Ryan JB, Hicks M, Cropper JR, Garlick SR, Kesteven SH, Wilson MK, Feneley MP, Macdonald PS

Transplantation 2003 Sep;76(5):766-71

PMID: 14501850


BACKGROUND: The aim of this study was to determine the efficacy of cariporide (a sodium-hydrogen exchanger inhibitor), BMS180448 (a pharmacologic ischemic preconditioning agent), and the combination thereof, as adjuvant therapies for extended cardiac allograft preservation.

METHODS: A porcine model of donor brain death and orthotopic heart transplantation was used. All hearts were arrested and stored for 14 hr in an extracellular preservation solution. Control hearts (CON; n=3) did not receive any additional treatment. Treated hearts received BMS180448 alone (BMS; n=3), cariporide alone (CAR; n=6), or both BMS180448 and cariporide (B+C; n=6). Donors of BMS180448-treated hearts received 2 mg/kg, 15 min before explantation. Donors and recipients of cariporide-treated hearts received 2 mg/kg, 15 min before explantation and reperfusion, respectively.
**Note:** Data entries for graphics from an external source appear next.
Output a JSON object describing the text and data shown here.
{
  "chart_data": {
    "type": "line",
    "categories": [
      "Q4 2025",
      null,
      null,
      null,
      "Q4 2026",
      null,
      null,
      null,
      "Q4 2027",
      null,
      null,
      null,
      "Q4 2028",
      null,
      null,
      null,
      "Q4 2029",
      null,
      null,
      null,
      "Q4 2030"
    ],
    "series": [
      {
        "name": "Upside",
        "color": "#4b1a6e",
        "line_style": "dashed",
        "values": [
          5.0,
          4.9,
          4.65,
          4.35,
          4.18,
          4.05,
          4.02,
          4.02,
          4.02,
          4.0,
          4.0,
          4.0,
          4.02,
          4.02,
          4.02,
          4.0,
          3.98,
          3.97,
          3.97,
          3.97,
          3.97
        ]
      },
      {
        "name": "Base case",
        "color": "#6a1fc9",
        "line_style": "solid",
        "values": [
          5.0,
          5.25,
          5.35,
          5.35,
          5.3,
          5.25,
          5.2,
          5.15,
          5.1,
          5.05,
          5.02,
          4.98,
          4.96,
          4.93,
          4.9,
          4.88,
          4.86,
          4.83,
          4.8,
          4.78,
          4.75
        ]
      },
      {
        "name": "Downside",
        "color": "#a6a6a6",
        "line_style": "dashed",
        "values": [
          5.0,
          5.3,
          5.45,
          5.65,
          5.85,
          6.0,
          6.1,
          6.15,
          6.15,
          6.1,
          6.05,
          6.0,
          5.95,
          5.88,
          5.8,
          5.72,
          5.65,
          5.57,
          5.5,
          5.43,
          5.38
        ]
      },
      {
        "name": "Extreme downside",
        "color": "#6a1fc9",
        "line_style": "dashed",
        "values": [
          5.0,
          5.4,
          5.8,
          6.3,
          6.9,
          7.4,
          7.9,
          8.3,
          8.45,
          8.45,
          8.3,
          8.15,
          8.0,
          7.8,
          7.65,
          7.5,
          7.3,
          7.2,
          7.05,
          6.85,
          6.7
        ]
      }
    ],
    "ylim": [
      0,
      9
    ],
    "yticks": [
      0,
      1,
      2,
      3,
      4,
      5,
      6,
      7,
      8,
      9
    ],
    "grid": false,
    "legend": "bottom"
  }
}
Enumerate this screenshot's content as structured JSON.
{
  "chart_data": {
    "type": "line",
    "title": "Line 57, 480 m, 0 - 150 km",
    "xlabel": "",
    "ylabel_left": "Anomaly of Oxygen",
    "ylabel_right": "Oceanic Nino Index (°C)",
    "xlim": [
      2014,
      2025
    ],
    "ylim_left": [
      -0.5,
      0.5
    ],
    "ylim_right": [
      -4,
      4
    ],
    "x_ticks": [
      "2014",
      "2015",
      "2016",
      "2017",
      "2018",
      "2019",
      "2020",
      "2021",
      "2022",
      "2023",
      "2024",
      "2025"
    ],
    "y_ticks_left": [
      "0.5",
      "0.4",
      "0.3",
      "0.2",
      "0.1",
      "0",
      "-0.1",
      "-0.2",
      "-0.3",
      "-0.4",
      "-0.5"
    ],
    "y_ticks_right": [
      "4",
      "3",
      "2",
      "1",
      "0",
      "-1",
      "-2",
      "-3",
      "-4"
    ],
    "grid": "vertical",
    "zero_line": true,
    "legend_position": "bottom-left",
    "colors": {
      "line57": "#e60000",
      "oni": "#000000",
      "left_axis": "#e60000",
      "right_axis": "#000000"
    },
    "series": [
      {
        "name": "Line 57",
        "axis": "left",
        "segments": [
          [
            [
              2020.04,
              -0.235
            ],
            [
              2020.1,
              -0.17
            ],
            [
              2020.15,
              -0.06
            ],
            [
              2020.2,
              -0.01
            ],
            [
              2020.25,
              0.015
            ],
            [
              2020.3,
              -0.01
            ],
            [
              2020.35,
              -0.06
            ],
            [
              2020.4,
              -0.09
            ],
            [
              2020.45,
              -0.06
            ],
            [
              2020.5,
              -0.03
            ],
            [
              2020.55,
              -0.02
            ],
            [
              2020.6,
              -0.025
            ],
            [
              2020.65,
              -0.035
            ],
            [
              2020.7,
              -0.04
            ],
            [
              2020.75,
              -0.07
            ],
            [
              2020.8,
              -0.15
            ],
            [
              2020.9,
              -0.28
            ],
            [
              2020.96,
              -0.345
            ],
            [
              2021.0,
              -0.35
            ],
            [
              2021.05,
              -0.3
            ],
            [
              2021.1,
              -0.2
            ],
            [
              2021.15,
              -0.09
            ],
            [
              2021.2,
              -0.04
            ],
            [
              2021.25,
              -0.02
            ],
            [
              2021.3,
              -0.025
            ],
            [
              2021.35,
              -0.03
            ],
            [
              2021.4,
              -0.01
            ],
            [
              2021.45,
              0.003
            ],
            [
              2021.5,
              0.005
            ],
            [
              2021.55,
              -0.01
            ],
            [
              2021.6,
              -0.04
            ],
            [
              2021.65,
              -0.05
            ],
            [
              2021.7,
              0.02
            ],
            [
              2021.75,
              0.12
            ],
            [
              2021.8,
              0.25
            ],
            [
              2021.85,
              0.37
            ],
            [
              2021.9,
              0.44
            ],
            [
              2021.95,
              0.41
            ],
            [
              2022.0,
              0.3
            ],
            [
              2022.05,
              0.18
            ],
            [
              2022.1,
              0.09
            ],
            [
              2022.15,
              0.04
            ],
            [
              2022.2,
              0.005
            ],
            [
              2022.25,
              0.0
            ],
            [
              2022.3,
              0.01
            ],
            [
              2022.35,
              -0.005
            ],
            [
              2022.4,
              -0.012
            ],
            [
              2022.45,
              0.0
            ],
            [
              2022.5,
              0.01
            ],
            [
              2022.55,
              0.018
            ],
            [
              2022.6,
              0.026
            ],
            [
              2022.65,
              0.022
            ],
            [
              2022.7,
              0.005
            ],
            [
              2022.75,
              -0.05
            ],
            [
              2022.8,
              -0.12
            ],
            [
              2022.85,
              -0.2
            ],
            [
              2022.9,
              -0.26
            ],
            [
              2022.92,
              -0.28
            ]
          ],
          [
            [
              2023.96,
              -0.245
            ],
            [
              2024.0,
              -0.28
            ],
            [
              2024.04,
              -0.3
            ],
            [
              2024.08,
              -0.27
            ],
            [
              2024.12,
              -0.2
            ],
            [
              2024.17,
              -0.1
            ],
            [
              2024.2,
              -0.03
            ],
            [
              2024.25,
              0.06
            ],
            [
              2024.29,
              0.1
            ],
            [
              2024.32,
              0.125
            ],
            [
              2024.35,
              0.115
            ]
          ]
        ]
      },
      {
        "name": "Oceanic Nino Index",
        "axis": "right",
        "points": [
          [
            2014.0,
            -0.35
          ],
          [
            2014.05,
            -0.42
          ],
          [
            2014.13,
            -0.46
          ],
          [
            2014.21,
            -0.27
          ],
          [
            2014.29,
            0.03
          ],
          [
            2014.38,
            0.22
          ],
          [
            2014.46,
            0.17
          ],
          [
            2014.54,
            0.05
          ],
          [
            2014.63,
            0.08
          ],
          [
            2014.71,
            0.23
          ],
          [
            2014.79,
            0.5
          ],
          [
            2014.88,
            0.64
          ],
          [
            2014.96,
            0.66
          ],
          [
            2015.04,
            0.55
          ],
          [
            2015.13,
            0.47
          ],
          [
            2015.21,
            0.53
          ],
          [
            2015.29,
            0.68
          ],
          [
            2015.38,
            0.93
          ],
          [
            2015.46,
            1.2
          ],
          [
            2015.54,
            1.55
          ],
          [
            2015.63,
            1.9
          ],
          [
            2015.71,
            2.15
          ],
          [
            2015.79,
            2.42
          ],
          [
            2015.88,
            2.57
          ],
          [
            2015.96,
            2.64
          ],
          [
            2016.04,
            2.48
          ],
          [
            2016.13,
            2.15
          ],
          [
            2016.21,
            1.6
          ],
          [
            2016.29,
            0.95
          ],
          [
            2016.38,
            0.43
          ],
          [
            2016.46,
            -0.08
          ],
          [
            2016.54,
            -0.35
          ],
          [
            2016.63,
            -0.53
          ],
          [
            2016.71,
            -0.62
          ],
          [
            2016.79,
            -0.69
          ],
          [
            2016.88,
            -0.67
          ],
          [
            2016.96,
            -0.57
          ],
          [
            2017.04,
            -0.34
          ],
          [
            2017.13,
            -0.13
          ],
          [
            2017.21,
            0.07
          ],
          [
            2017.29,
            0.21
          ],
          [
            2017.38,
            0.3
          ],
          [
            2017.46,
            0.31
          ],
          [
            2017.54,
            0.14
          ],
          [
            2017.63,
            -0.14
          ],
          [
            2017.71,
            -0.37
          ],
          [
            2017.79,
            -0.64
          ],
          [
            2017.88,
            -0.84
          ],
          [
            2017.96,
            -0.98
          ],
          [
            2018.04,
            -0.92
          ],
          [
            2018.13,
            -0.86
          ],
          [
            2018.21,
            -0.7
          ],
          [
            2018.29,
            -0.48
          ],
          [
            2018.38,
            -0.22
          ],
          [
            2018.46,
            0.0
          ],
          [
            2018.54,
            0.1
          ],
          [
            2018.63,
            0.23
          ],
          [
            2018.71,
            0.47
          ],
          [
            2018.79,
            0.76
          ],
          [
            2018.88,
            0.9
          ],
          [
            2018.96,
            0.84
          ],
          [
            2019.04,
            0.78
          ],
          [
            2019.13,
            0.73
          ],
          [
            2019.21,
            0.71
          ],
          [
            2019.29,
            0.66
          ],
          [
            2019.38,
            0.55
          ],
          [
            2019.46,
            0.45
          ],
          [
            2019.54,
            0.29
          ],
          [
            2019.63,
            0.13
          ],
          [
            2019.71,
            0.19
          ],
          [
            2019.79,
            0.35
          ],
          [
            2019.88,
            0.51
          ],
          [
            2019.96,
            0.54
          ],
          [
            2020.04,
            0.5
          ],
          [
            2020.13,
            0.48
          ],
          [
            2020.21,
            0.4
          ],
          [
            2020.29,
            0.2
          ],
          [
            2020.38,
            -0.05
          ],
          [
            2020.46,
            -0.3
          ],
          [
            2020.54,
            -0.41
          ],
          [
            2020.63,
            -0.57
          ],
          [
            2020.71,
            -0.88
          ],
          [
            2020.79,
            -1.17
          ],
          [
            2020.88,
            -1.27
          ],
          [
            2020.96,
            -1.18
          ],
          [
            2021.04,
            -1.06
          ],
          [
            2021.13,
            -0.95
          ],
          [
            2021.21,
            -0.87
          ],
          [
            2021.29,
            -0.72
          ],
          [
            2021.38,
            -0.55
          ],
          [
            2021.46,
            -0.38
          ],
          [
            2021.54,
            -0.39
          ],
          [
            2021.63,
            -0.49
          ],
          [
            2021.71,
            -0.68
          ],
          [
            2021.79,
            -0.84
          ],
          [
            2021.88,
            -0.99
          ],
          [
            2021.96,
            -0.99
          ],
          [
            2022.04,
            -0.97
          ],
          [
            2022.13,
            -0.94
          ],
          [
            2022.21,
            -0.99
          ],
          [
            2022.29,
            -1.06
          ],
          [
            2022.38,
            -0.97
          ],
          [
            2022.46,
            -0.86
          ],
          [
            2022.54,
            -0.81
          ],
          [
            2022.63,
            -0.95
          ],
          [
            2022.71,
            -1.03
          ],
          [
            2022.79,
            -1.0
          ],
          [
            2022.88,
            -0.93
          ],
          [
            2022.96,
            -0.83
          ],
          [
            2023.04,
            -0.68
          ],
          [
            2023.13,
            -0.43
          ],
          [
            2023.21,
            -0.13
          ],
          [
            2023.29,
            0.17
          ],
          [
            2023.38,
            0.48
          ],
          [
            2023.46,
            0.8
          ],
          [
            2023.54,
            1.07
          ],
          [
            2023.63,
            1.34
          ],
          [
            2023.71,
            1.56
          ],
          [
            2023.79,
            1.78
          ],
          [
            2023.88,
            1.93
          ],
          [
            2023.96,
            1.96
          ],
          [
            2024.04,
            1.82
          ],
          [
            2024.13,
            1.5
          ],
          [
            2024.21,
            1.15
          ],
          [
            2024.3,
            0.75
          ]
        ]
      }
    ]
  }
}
RESULTS: The CON and BMS arms of the study were terminated after three transplantations because initial results in these groups were poor. Significantly, none of the control hearts could be weaned successfully from bypass, whereas all of the treated hearts were weaned successfully (CAR vs. CON and B+C vs. CON: P=0.012). The rate of troponin I release during the first 3 hr after reperfusion was significantly lower in CAR (P=0.0180) and B+C (P=0.0154) recipients than in CON recipients. Mean plasma troponin I levels (microg/mL) 3 hr after reperfusion were as follows: CON 633+/-177, BMS 576+/-110, CAR 346+/-93, and B+C 296+/-97.

CONCLUSION: In this porcine model of extended cardiac allograft preservation, cariporide was more effective than BMS180448 as an adjuvant to our usual preservation solution. There was no additional benefit from the combination of the two therapies.